For the discerning dipsomaniac

Oh for Pete’s sake. “Gluten free vodka.” Listen. Gluten is a bunch of proteins that occur naturally in grains like wheat, rye, barley and oats. They are not particularly volatile, so if you cook up a mash of cereal grain, ferment it so that the tiny funguses called yeast poop out a bunch of ethanol, then heat up the resulting glop so that the alcohol flashes off to be condensed into an intoxicating beverage, the distillate will be gluten-free. It’s like saying sugar is fat-free. It’s true, but it’s dumb. Or, more correctly, it’s counting on you to be dumb.

Monday, July 18, 2016

I couldn't have said it better myself

Right now, I got nothing.
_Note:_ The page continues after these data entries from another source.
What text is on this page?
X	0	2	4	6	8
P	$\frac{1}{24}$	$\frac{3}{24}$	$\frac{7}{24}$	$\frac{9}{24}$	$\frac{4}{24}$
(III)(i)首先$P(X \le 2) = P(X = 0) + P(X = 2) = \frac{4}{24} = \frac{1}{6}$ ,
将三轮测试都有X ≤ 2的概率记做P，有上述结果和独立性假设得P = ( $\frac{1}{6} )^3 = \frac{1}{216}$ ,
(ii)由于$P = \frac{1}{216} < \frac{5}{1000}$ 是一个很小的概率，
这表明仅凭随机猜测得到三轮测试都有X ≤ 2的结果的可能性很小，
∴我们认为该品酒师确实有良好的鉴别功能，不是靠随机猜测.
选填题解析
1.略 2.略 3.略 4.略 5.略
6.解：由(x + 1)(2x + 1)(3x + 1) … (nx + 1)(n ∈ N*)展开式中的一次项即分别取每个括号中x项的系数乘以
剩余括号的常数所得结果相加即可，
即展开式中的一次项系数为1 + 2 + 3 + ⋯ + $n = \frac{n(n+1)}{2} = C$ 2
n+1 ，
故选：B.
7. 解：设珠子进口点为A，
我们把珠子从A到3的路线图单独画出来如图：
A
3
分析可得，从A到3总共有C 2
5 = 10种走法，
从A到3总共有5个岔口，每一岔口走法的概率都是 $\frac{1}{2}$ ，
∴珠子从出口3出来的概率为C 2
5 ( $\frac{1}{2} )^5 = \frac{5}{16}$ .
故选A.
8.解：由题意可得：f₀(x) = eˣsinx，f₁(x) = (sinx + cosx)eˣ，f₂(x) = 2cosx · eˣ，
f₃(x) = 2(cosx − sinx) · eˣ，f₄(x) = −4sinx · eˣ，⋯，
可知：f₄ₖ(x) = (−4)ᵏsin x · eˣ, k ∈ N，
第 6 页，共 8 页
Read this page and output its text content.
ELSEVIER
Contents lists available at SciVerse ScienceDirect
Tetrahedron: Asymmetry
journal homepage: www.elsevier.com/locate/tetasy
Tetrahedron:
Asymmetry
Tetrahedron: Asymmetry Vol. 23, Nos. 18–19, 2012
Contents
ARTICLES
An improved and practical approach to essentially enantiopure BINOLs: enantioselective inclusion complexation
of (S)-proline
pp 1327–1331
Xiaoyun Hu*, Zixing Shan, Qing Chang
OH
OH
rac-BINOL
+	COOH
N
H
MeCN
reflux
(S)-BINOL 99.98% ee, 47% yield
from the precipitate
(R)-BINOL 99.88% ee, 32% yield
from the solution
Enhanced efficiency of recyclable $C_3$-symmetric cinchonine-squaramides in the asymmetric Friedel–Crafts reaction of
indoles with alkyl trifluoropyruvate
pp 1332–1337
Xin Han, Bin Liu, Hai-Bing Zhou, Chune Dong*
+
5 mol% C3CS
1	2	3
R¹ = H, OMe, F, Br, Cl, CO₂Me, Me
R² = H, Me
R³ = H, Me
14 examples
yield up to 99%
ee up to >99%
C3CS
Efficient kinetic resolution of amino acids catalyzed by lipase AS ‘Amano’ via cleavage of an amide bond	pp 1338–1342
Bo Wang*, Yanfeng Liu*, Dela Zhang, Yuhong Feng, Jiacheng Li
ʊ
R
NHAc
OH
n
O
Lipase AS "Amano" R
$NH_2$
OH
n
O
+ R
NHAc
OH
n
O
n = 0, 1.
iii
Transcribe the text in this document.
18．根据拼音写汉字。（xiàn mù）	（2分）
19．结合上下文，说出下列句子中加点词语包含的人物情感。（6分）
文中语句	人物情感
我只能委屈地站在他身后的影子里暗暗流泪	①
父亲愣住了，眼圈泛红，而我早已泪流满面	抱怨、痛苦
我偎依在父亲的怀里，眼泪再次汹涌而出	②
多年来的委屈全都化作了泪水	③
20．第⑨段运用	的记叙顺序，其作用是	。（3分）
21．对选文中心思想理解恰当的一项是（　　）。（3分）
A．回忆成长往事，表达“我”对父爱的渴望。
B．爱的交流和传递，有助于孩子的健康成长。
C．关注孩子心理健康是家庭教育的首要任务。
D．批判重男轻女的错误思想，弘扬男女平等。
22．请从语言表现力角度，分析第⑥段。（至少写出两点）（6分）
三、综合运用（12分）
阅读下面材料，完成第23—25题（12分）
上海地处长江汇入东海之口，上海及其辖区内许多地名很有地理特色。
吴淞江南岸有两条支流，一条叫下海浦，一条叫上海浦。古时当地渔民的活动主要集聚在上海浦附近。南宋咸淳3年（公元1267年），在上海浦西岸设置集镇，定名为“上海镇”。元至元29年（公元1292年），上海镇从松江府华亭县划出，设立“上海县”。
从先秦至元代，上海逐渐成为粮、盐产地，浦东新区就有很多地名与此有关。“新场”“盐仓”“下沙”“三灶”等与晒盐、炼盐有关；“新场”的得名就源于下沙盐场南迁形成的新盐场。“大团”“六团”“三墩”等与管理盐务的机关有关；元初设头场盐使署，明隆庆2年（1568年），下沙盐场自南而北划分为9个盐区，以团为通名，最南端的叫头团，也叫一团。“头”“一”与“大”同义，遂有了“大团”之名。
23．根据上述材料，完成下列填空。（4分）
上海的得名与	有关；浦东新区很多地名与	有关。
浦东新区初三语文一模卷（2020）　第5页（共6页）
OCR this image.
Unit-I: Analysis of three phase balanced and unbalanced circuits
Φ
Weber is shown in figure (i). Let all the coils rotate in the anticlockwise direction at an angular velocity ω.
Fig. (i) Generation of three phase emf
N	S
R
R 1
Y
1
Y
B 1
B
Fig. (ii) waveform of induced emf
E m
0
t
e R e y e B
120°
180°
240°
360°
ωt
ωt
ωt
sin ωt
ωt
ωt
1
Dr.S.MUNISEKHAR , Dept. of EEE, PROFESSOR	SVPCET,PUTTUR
The creator of Winnie the Pooh, A.A. Milne, once wrote: “A quotation is a handy thing to have about, saving one the trouble of thinking for oneself, always a laborious business." This is some valuable advice from a fellow writer. Of course, Rollo May said, "If you do not express your own original ideas, if you do not listen to your own being, you will have betrayed yourself." But then, as Dorothy L. Sayers said: “A facility for quotation covers the absence of original thought,” and that is exactly what I’m looking for this morning.

Monday, July 11, 2016

I-57

Southern Illinois is corn and soybeans. Miles and miles of them. And it occurs to me that they’re holding up the entire global economy. Not all by themselves, but having factory farms churning out acres of commodities is what frees up all the time people spend sitting in cubicles or flying to meetings or walking to class. Commodities by definition are generic, like money. They’re not good or bad; they’re units of exchange. So whatever you choose to eat, at the end of the food chain you’re being nourished by bushels of GMO corn, washed down with barrels of petroleum.

Monday, July 4, 2016

The flea bible says different

Toxic giant hogweed is invading the state of Wisconsin. This plant gets to be 20 feet tall; it looks like a preposterously big Queen Anne’s lace. Just touching it can give you terrible blisters or make you blind. The question, if you’re being anthropocentric, is why? Why was it part of Creation – an herb yielding seed of his kind? Well, probably everything should be given its own creation myth, with itself the center of the narrative. You could think of humanity as a race of tame primates, domesticated by dogs to serve their purposes. That’s a valid perspective, I think.